About the British Longhair Cat
Exquisite good looks, a charming personality, and luxurious silky, soft hair that comes in more than 300 different colors and patterns: These traits combine beautifully in the British Longhair cat. Meet one, and you'll be in love!
Quiet, adaptable, and friendly, these cats love their families but don't mind spending time alone. This is the perfect breed for cat lovers who long to share their lives with a kitty but don't have tons of time to spend together each day.
British Longhair cats get along well with nearly everyone, so long as boundaries are respected. These cats will choose when and how to receive affection: They don't appreciate being held tightly, and they often prefer to sit next to their humans rather than snuggling on a lap.
British Longhair cats have no special nutritional requirements, however they tend to become sedentary later in life and this sometimes leads to obesity. Feeding a high-quality diet that's high in protein and low in carbohydrates can help reduce the risk of weight issues and health problems such as diabetes that can accompany it.
British Longhair cats require daily brushing to prevent mats from forming, and they might need more than one grooming session per day during the spring shedding season.
You may also want to clip your cat's toenails and brush their teeth regularly. It's very important to teach your pet about grooming routines as a kitten, so that they accept this type of handling. Remember to reward your cat after brushing them.
Because British Longhairs like to relax and are naturally less active than many other cat breeds, they might need some encouragement to play. In addition to catnip mice and other intriguing toys, consider a laser pointer and at least one teaser wand.
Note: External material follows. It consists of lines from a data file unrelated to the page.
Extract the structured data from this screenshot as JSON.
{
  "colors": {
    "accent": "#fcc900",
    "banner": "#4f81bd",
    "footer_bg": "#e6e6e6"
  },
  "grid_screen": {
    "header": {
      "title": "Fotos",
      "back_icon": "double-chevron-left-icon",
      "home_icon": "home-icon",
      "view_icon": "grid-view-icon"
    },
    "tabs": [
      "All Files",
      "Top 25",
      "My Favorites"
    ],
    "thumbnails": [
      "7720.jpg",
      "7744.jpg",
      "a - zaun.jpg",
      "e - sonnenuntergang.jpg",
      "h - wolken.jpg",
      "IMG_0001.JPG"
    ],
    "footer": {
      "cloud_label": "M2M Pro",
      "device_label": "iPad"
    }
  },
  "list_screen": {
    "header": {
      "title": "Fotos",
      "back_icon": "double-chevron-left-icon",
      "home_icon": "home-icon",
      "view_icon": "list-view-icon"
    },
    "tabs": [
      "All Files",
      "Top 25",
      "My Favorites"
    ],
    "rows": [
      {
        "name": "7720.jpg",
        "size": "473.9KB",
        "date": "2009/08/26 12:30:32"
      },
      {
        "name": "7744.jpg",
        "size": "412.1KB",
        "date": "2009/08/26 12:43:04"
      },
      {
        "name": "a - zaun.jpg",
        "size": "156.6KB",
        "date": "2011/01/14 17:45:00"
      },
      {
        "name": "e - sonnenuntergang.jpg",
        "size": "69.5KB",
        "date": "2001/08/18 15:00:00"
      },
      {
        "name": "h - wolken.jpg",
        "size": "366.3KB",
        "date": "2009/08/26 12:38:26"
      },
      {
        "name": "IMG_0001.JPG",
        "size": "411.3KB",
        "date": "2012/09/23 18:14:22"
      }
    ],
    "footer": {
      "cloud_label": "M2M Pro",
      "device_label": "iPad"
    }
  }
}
All cats require at least one scratching post, and a perch such as a cat tree or a window seat will be appreciated.
The British Longhair can be susceptible to neonatal isoerythrolysis, which can occur when a male from blood group A mates with a female cat from blood group B. When group A kittens that have the disease receive colostrum, antibodies attack the kitten's red blood cells and destroy them.
Affected kittens can be saved, but the process involves having them fostered by a mother with blood group A. This disease isn't one most pet owners need to worry about; instead, it's a concern for British Longhair breeders.
Some British Longhair cats are affected by renal polycystosis, which is a form of genetic kidney disease in which cysts can form on the kidneys. Breeders are able to use DNA testing to reduce the risk of affect and parents passing it on to their offspring.
The British Longhair is a relatively new breed, having descended directly from the British Shorthair cat. By the end of the first world war, the British Shorthair population had dropped dramatically. Breeders worked hard to save these incredible cats by outcrossing with several other breeds including Persians.
Kittens with long hair did not qualify as British Shorthairs, however they made excellent pets, as they shared many of the traits that make the breed so popular.
The British Shorthair cat breed was nearly decimated again during the second world war, leading breeders to outcross again. In addition to Persians, British Shorthairs were crossed with Burmese, Chartreux, and Russian Blue cats. Once again, kittens with medium to long hair were not accepted for registry.
Incredibly, and even though these amazing cats have been around since the first half of the 20th century, the British Longhair breed was only recognized by TICA in 2009. The Cat Fanciers Association does not recognize the British Longhair cat.
Did You Know?
Just like the British Shorthair, the British Longhair prefers to live life with its feet on the ground. These cats don't like to be picked up at all.
British Longhair cats are incredibly calm. While they do have an appreciation for playtime, they are less prone to high jumps and acrobatic maneuvers than most other cat breeds are.
As with British Shorthairs, the most popular British Longhair color is blue.
The Breed Standard
Legs & Paws
Frequently Asked Questions
How much does a British Longhair cat cost?
British Longhair cats cost between $300-$5,000.
How big do British Longhair cats get?
British Longhair cats tend to be medium in size. A fully grown British Longhair cat might weigh between 8-18 pounds or more and range in height anywhere from about 11"-14" inches tall.
How long do British Longhair cats live?
The Average lifespan for British Longhair is 12-16 years.
Do British Longhair cats shed?
British Longhair are long-haired cats, so you do have to expect a certain amount of shedding from this breed, but they don't shed as much as other cat breeds.